If the conditions are right, experts predict that on a dry morning in late April or May — the height of wildfire season in the reserve — the dense forest between Philadelphia and Atlantic City could explode into an inferno that moves as fast as any out West. In a worst-case scenario, the fire might start just east of, say, the 7,000-person town of Tabernacle. Flames fueled by pine needles and 40-mile-an-hour winds will crawl within minutes from the forest floor to the crowns, growing from 20 to 30 to 70 feet tall as they leap between trees and over sandy roads. Between Tabernacle and the Atlantic Ocean are 30 miles of thick woodlands interspersed with a dozen retirement communities, a military base and a nuclear generator. If it is Memorial Day, there will also be thousands of vacationers. When Shawn Viscardi, the heavyset volunteer fire chief for Chatsworth — an 800-person village in the reserve — hears the first smoke report on the radio, he’ll pray the fire isn’t already too far gone.
“Anything that comes outta the west with a good head of steam on it, we’re not going to stop it,” Viscardi tells me in his fire-station office, staring at a map of the Pinelands. “We just can’t.”
Viscardi might think of the hikers on the 50-mile Batona Trail that cuts between Chatsworth and Tabernacle, but he’ll dismiss the thought. They can’t be helped. Instead, he’ll warn the residents of Panama Road, a 100-home subdivision sunk deep into the Pines, to evacuate immediately. With only one road in and out, firefighters will almost certainly be unable to protect them or many other Pinelands homes. Two hours after ignition, gusts will loft embers two miles ahead of the main blaze, lighting pines where they land. Should they blow east toward Chatsworth’s Ocean Spray cranberry warehouse, they will incinerate the 50,000 wooden crates stacked outside the building, generating enough heat and embers to combust a block of homes across the street.

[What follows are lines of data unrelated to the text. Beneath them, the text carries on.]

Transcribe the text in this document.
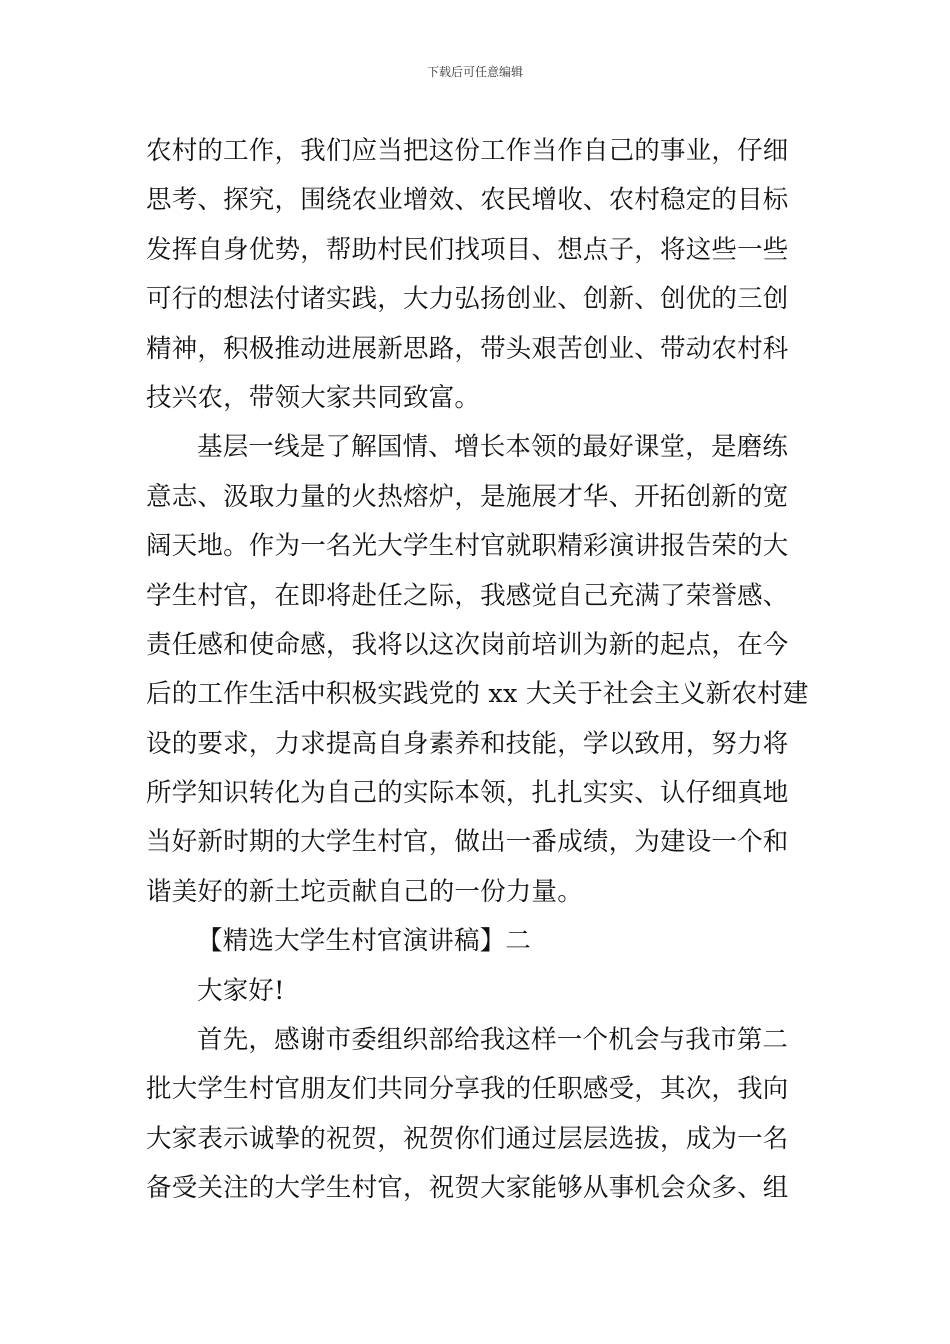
下载后可任意编辑
农村的工作，我们应当把这份工作当作自己的事业，仔细
思考、探究，围绕农业增效、农民增收、农村稳定的目标
发挥自身优势，帮助村民们找项目、想点子，将这些一些
可行的想法付诸实践，大力弘扬创业、创新、创优的三创
精神，积极推动进展新思路，带头艰苦创业、带动农村科
技兴农，带领大家共同致富。
基层一线是了解国情、增长本领的最好课堂，是磨练
意志、汲取力量的火热熔炉，是施展才华、开拓创新的宽
阔天地。作为一名光大学生村官就职精彩演讲报告荣的大
学生村官，在即将赴任之际，我感觉自己充满了荣誉感、
责任感和使命感，我将以这次岗前培训为新的起点，在今
后的工作生活中积极实践党的 xx 大关于社会主义新农村建
设的要求，力求提高自身素养和技能，学以致用，努力将
所学知识转化为自己的实际本领，扎扎实实、认仔细真地
当好新时期的大学生村官，做出一番成绩，为建设一个和
谐美好的新土坨贡献自己的一份力量。
【精选大学生村官演讲稿】二
大家好!
首先，感谢市委组织部给我这样一个机会与我市第二
批大学生村官朋友们共同分享我的任职感受，其次，我向
大家表示诚挚的祝贺，祝贺你们通过层层选拔，成为一名
备受关注的大学生村官，祝贺大家能够从事机会众多、组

Over the next few days, if the winds keep blowing, flames could kill hundreds and lay waste to several billion dollars in property.
Although wildfires in the American West dominate headlines, the single most destructive fire in U.S. history could occur in the Northeast. New Jersey’s Pinelands (also known as the Pine Barrens) is the lone island of contiguous forest in the 45-million-person megacity that comprises the Eastern Seaboard from Richmond, Virginia, to Boston — the densest population cluster in the country. Whereas regular fires used to thin out the Pinelands, large swaths have remained relatively untouched for decades due to strict preservation laws. The result is a giant tinderbox of untended woods that’s surrounded by 100,000-person suburbs. A Wildfire Risk Assessment published by New Jersey compared the Pinelands to “an inch of gasoline covering all of south and central New Jersey.”